スペルミジンは齧歯類で心臓の若さを維持する
Nature Medicine
2016年11月15日
ありふれた食品成分の1つがマウスで寿命を延長し、またマウスとラットで心血管系の健康を改善することが報告された。
スペルミジンは、全ての動物の体内で合成される代謝産物で、熟成したチーズ、マメ類、全粒穀物などの広範囲にわたる食品にも含まれている。以前の研究で、スペルミジンは酵母、ショウジョウバエや線虫などの単純な生物で寿命を延ばすことが見いだされている。この寿命延長効果は、スペルミジンがオートファジーとして知られる細胞過程を活性化するためであると考えられてきた。オートファジーは、細胞の構成要素の分解と再利用を可能にする。

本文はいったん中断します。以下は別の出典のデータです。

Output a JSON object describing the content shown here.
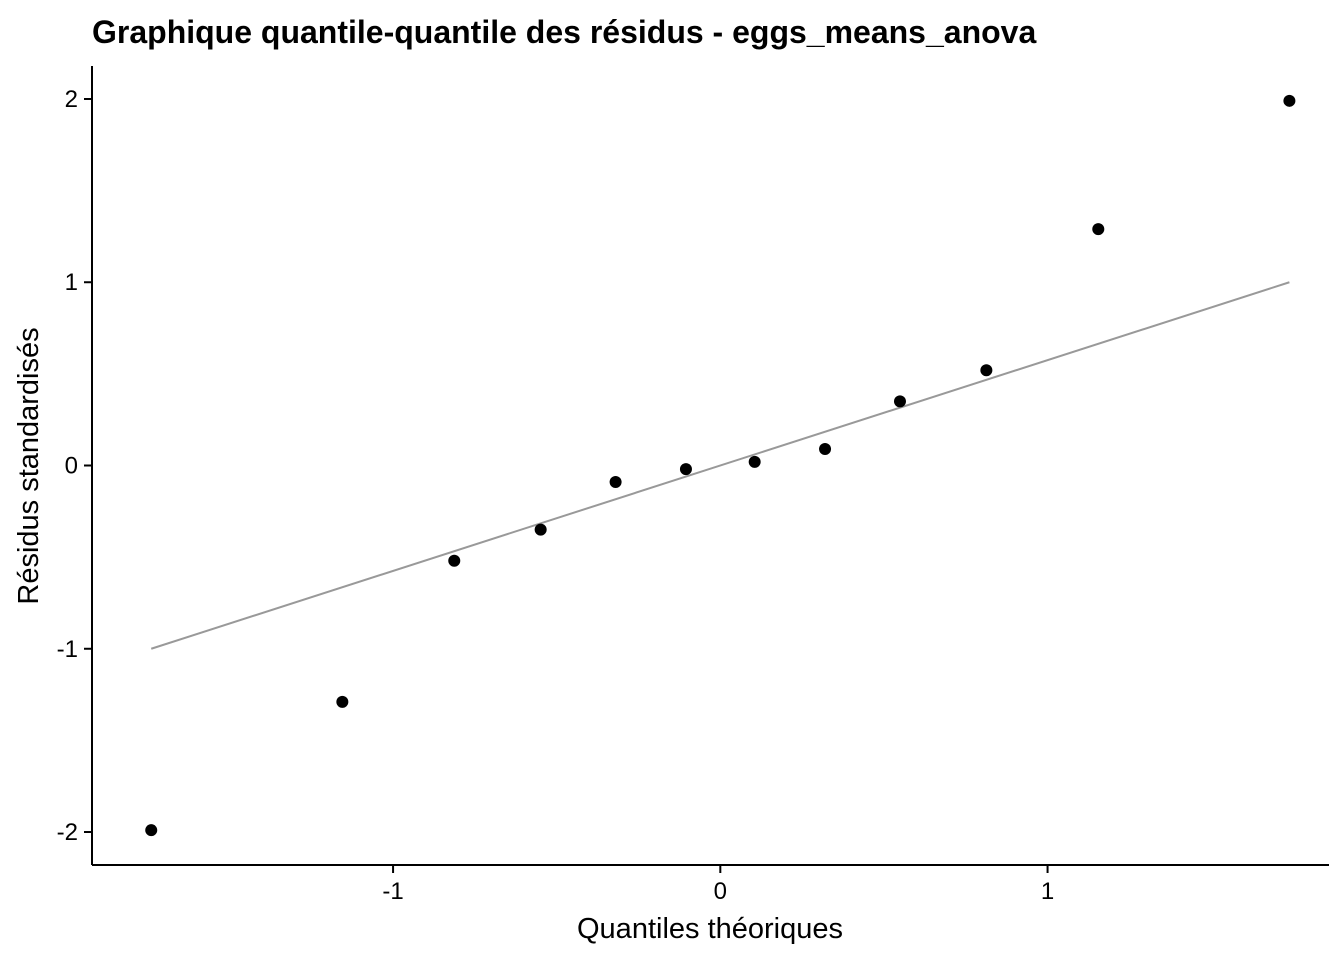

今回、G Kroemer、S Sedej、F Madeoたちは、マウスの飲み水にスペルミジンを添加して常時摂取させると、寿命の中央値が延長されること、この効果はスペルミジン投与をマウスの中年期から開始した場合でも見られることを示した。また、スペルミジンは老齢マウスの心機能を改善したので、心臓の老化を遅らせることが寿命の延長の一因となっていると考えられた。オートファジーに遺伝的欠陥のあるマウスではスペルミジン投与による有益な影響は認められなかったため、この心臓保護効果は、オートファジーの活性化によるものと分かった。スペルミジンはまた、ラットで血圧を低下させ、心機能を改善することにより、心臓保護効果を誘導した。

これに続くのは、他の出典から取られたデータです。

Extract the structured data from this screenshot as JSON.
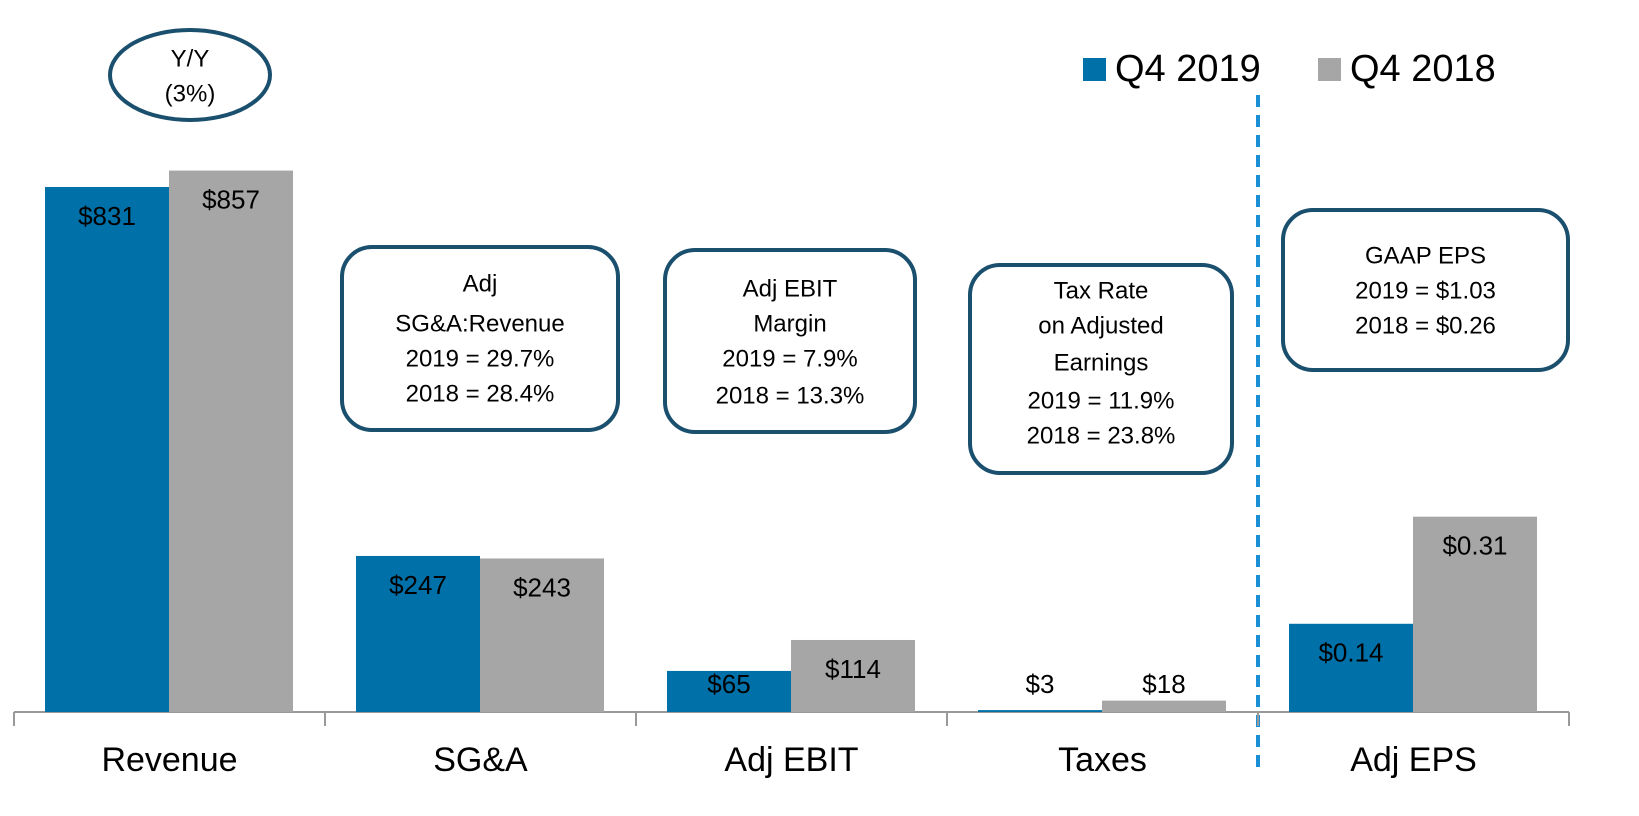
{
  "chart_data": [
    {
      "type": "bar",
      "categories": [
        "Revenue",
        "SG&A",
        "Adj EBIT",
        "Taxes"
      ],
      "series": [
        {
          "name": "Q4 2019",
          "color": "#0070a8",
          "values": [
            831,
            247,
            65,
            3
          ],
          "value_labels": [
            "$831",
            "$247",
            "$65",
            "$3"
          ]
        },
        {
          "name": "Q4 2018",
          "color": "#a6a6a6",
          "values": [
            857,
            243,
            114,
            18
          ],
          "value_labels": [
            "$857",
            "$243",
            "$114",
            "$18"
          ]
        }
      ],
      "ylim": [
        0,
        1127
      ],
      "legend": "top-right",
      "annotations": [
        {
          "shape": "ellipse",
          "lines": [
            "Y/Y",
            "(3%)"
          ]
        },
        {
          "shape": "box",
          "lines": [
            "Adj",
            "SG&A:Revenue",
            "2019 = 29.7%",
            "2018 = 28.4%"
          ]
        },
        {
          "shape": "box",
          "lines": [
            "Adj EBIT",
            "Margin",
            "2019 = 7.9%",
            "2018 = 13.3%"
          ]
        },
        {
          "shape": "box",
          "lines": [
            "Tax Rate",
            "on Adjusted",
            "Earnings",
            "2019 = 11.9%",
            "2018 = 23.8%"
          ]
        }
      ]
    },
    {
      "type": "bar",
      "categories": [
        "Adj EPS"
      ],
      "series": [
        {
          "color": "#0070a8",
          "values": [
            0.14
          ],
          "value_labels": [
            "$0.14"
          ]
        },
        {
          "color": "#a6a6a6",
          "values": [
            0.31
          ],
          "value_labels": [
            "$0.31"
          ]
        }
      ],
      "ylim": [
        0,
        1.13
      ],
      "annotations": [
        {
          "shape": "box",
          "lines": [
            "GAAP EPS",
            "2019 = $1.03",
            "2018 = $0.26"
          ]
        }
      ]
    }
  ]
}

著者たちはさらに、食餌に含まれるスペルミジンの摂取がヒトで有益な効果をもたらすかどうかも調べた。イタリアのBruneckという町に住む約800人に対する食事調査(いろいろな食品について食べた頻度を尋ねる)の結果からは、スペルミジンの摂取量が多いほど、心不全などの心血管疾患のリスクが低下するという関連性が明らかになり、この効果は特に男性で顕著であった。スペルミジン摂取量はまた、低い血圧とも関連が見られた。

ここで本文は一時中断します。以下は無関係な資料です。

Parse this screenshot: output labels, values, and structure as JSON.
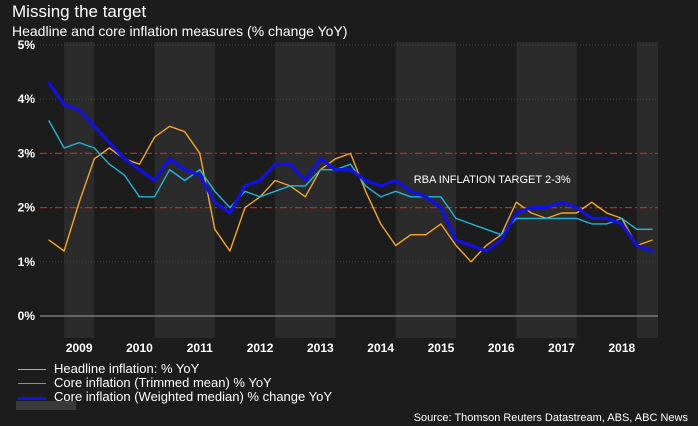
{
  "chart_data": {
    "type": "line",
    "title": "Missing the target",
    "subtitle": "Headline and core inflation measures (% change YoY)",
    "x": [
      2008.75,
      2009.0,
      2009.25,
      2009.5,
      2009.75,
      2010.0,
      2010.25,
      2010.5,
      2010.75,
      2011.0,
      2011.25,
      2011.5,
      2011.75,
      2012.0,
      2012.25,
      2012.5,
      2012.75,
      2013.0,
      2013.25,
      2013.5,
      2013.75,
      2014.0,
      2014.25,
      2014.5,
      2014.75,
      2015.0,
      2015.25,
      2015.5,
      2015.75,
      2016.0,
      2016.25,
      2016.5,
      2016.75,
      2017.0,
      2017.25,
      2017.5,
      2017.75,
      2018.0,
      2018.25,
      2018.5,
      2018.75
    ],
    "series": [
      {
        "name": "Headline inflation: % YoY",
        "color": "#f5a623",
        "width": 1.4,
        "values": [
          1.4,
          1.2,
          2.1,
          2.9,
          3.1,
          2.9,
          2.8,
          3.3,
          3.5,
          3.4,
          3.0,
          1.6,
          1.2,
          2.0,
          2.2,
          2.5,
          2.4,
          2.2,
          2.7,
          2.9,
          3.0,
          2.3,
          1.7,
          1.3,
          1.5,
          1.5,
          1.7,
          1.3,
          1.0,
          1.3,
          1.5,
          2.1,
          1.9,
          1.8,
          1.9,
          1.9,
          2.1,
          1.9,
          1.8,
          1.3,
          1.4
        ]
      },
      {
        "name": "Core inflation (Trimmed mean) % YoY",
        "color": "#1fb6dc",
        "width": 1.4,
        "values": [
          3.6,
          3.1,
          3.2,
          3.1,
          2.8,
          2.6,
          2.2,
          2.2,
          2.7,
          2.5,
          2.7,
          2.3,
          2.0,
          2.3,
          2.2,
          2.3,
          2.4,
          2.4,
          2.7,
          2.7,
          2.8,
          2.4,
          2.2,
          2.3,
          2.2,
          2.2,
          2.2,
          1.8,
          1.7,
          1.6,
          1.5,
          1.8,
          1.8,
          1.8,
          1.8,
          1.8,
          1.7,
          1.7,
          1.8,
          1.6,
          1.6
        ]
      },
      {
        "name": "Core inflation (Weighted median) % change YoY",
        "color": "#1010e8",
        "width": 3.2,
        "values": [
          4.3,
          3.9,
          3.8,
          3.5,
          3.2,
          2.9,
          2.7,
          2.5,
          2.9,
          2.7,
          2.6,
          2.1,
          1.9,
          2.4,
          2.5,
          2.8,
          2.8,
          2.5,
          2.9,
          2.7,
          2.7,
          2.5,
          2.4,
          2.5,
          2.3,
          2.2,
          2.0,
          1.4,
          1.3,
          1.2,
          1.4,
          1.9,
          2.0,
          2.0,
          2.1,
          2.0,
          1.8,
          1.8,
          1.7,
          1.3,
          1.2
        ]
      }
    ],
    "ylim": [
      0,
      5
    ],
    "xlim": [
      2008.6,
      2018.85
    ],
    "yticks": [
      0,
      1,
      2,
      3,
      4,
      5
    ],
    "yticklabels": [
      "0%",
      "1%",
      "2%",
      "3%",
      "4%",
      "5%"
    ],
    "xticklabels": [
      "2009",
      "2010",
      "2011",
      "2012",
      "2013",
      "2014",
      "2015",
      "2016",
      "2017",
      "2018"
    ],
    "xticklabel_values": [
      2009,
      2010,
      2011,
      2012,
      2013,
      2014,
      2015,
      2016,
      2017,
      2018
    ],
    "shaded_ranges": [
      [
        2009.0,
        2009.5
      ],
      [
        2010.5,
        2011.5
      ],
      [
        2012.5,
        2013.5
      ],
      [
        2014.5,
        2015.5
      ],
      [
        2016.5,
        2017.5
      ],
      [
        2018.5,
        2018.85
      ]
    ],
    "target_lines": [
      2,
      3
    ],
    "target_label": "RBA INFLATION TARGET 2-3%",
    "target_label_position": [
      2016.1,
      2.45
    ],
    "colors": {
      "background": "#1c1c1c",
      "shade": "#2b2b2b",
      "grid": "#4a4a4a",
      "target": "#d81e1e",
      "zero": "#a0a0a0"
    },
    "legend_placement": "bottom-left",
    "source": "Source: Thomson Reuters Datastream, ABS, ABC News"
  }
}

これらの知見に基づいて、著者たちは、食餌に含まれるスペルミジンの治療効果を検討するためのより厳密な臨床試験の実施を計画している。
doi:10.1038/nm.4222
「Nature 関連誌注目のハイライト」は、ネイチャー広報部門が報道関係者向けに作成したリリースを翻訳したものです。より正確かつ詳細な情報が必要な場合には、必ず原著論文をご覧ください。